Carne cultivada cresce, mas enfrenta testes de escala e mercado
Produção em laboratório avança com tecnologia e novos investimentos, mas o setor ainda lida com altos custos e barreiras políticas.
A carne cultivada — produzida a partir de células animais sem a necessidade de abate — vive um momento de transição decisivo em 2026. De acordo com reportagem da CNN Brasil baseada em dados da Market Growth Reports, o setor deve saltar de um mercado de quase US$ 200 milhões em 2025 para mais de US$ 827 milhões até 2034, com um crescimento anual de 17,2%.
Apesar do otimismo, a indústria atravessa uma fase de consolidação. Após um período de euforia, o foco agora está na sobrevivência das empresas mais capitalizadas e tecnologicamente maduras. O grande objetivo é transformar o que hoje é feito em escala piloto em uma produção industrial capaz de competir nas prateleiras dos supermercados.
A tecnologia já permitiu uma queda drástica nos custos: estima-se que produzir um quilo de carne cultivada ficou 85% mais barato desde 2020. No entanto, o preço final ainda é um obstáculo para o consumo de massa, dependendo da redução de custos de insumos críticos, como os meios de cultivo celular.
Avanços científicos e a queda dos custos
O barateamento da carne de laboratório deve-se a inovações em mercados líderes como Israel e o Reino Unido. Pesquisadores israelenses, por exemplo, desenvolveram técnicas que permitem a multiplicação infinita de células bovinas sem modificação genética, o que facilita a aprovação em países com restrições a transgênicos.
Outro ponto crucial é o “alimento” das células. A britânica Multus Biotechnology lançou meios de cultivo de grau alimentício que prometem baixar o custo do litro desse insumo para menos de US$ 1, valor que já chegou a custar centenas de dólares no passado.
Com essas melhorias, empresas como a Believer Meats já operam fábricas nos EUA com capacidade para 12 mil toneladas anuais, produzindo frango cultivado a um preço próximo ao do frango orgânico convencional (entre US$ 6 e US$ 7 por libra).
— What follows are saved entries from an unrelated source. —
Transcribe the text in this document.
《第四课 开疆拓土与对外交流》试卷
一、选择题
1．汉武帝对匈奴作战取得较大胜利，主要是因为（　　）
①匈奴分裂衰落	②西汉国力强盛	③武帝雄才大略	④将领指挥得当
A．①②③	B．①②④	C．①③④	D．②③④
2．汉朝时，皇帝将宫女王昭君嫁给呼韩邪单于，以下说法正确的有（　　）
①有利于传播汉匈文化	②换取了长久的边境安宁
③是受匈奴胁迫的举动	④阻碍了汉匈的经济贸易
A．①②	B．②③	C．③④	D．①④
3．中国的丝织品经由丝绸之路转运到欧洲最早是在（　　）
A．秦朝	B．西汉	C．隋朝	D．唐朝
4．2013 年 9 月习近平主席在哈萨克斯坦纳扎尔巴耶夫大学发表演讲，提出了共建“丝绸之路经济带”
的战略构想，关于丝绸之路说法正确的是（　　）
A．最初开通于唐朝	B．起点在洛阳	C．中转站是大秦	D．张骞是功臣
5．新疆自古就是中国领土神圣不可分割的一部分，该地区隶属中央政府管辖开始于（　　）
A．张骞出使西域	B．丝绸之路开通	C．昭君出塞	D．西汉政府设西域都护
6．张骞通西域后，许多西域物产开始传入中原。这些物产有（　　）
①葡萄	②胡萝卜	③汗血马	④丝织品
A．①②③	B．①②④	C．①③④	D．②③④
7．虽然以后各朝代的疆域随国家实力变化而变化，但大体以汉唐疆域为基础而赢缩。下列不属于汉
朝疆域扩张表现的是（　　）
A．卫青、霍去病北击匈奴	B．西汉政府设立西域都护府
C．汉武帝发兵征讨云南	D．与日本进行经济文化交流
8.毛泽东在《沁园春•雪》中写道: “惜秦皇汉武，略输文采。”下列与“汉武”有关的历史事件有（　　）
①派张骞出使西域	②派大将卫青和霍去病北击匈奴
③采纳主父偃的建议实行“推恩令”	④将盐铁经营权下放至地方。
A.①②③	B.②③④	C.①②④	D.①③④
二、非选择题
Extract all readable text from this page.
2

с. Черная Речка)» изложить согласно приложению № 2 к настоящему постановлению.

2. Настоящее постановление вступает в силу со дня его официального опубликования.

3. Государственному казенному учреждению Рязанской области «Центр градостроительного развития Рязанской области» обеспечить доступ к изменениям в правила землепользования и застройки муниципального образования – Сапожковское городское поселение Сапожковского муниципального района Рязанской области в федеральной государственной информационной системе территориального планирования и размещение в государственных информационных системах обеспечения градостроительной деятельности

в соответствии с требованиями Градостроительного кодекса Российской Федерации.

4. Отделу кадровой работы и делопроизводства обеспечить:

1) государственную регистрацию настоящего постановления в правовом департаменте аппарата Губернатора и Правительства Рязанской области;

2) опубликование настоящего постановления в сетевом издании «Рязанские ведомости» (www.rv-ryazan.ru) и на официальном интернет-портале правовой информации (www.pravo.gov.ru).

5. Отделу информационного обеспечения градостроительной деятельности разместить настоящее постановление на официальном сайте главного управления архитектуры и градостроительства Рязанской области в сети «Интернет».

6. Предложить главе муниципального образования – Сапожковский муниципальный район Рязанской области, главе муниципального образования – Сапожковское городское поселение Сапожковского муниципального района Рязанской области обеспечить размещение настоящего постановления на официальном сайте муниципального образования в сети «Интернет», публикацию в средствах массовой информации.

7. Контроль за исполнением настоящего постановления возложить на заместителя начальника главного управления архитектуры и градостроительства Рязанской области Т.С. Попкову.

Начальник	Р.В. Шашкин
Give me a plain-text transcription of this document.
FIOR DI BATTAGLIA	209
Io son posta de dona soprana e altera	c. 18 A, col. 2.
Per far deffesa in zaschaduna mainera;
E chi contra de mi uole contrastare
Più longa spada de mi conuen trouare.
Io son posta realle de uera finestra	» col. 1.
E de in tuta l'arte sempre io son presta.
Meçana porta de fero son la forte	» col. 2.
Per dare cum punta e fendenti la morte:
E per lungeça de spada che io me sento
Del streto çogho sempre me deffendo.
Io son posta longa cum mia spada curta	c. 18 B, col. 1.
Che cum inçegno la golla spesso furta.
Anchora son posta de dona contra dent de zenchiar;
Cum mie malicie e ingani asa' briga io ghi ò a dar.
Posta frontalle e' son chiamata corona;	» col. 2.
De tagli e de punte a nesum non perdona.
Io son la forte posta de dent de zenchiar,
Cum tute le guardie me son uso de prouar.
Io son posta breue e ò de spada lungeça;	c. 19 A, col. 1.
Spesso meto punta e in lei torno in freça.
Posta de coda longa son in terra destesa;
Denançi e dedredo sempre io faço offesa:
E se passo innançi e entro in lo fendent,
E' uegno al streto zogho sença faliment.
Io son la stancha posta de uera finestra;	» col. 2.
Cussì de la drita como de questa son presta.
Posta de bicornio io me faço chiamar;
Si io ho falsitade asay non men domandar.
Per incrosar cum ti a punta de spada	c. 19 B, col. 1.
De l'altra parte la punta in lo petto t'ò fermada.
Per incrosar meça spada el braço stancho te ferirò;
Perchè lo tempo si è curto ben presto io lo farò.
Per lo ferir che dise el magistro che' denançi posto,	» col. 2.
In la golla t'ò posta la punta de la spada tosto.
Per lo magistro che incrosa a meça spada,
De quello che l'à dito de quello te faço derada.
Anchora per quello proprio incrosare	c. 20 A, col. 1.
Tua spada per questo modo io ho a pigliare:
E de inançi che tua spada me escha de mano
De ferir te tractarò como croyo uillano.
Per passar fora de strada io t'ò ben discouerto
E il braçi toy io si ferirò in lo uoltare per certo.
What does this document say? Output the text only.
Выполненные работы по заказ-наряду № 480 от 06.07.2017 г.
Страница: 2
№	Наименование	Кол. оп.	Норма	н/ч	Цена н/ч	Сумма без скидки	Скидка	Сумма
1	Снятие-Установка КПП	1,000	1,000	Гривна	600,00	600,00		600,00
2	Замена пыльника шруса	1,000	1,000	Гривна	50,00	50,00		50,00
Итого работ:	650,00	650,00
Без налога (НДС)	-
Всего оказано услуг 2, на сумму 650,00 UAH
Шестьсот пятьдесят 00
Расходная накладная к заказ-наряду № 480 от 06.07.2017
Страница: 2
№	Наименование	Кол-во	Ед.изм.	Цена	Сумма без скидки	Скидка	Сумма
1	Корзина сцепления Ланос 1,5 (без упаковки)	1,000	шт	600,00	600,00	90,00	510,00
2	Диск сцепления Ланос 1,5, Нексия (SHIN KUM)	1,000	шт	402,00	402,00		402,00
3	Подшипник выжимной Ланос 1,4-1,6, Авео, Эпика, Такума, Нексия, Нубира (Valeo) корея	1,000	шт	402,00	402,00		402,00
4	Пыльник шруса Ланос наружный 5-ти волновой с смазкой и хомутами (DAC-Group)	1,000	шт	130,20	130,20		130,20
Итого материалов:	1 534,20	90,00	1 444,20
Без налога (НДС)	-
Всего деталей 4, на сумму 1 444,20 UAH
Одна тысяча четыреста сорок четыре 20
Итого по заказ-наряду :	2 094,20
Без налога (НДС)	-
O papel dos gigantes e a liderança de Singapura e EUA
O setor deixou de ser exclusividade de startups. Gigantes da proteína animal, como a brasileira JBS, investiram cerca de US$ 100 milhões no segmento, incluindo a aquisição da espanhola BioTech Foods. A estratégia é iniciar a produção comercial fora do Brasil nos próximos anos, aproveitando marcos regulatórios mais avançados.
No campo das aprovações, Singapura e Estados Unidos continuam na vanguarda:
- Singapura: Segue como o principal “laboratório global”, aprovando novas empresas e tipos de cortes.
- EUA: Autorizaram empresas como Believer Meats e Wildtype a produzir e comercializar frango e salmão cultivados.
Por outro lado, cerca de 24% dos mercados potenciais ainda carecem de diretrizes claras, o que afasta investidores e atrasa o lançamento de produtos em regiões como a América Latina e o Oriente Médio.
Resistência política e ceticismo do consumidor
Nem todo o cenário é de crescimento livre. Em estados norte-americanos como Flórida e Texas, houve a aprovação de leis que proíbem a venda de carne cultivada, sob o argumento de proteger a pecuária tradicional e a cultura rural.
Além da barreira política, existe a barreira cultural. Pesquisas indicam que:
- 29% dos consumidores globais hesitam em experimentar o produto, citando dúvidas sobre a “naturalidade” e a segurança alimentar.
- 35% dos compradores institucionais (hospitais e universidades), por outro lado, mostram forte interesse em incluir a proteína cultivada em seus cardápios por razões de sustentabilidade.
A carne cultivada não deve substituir a pecuária convencional no curto prazo, mas caminha para ser uma fatia complementar e relevante do sistema alimentar global, focada em sustentabilidade e ética animal.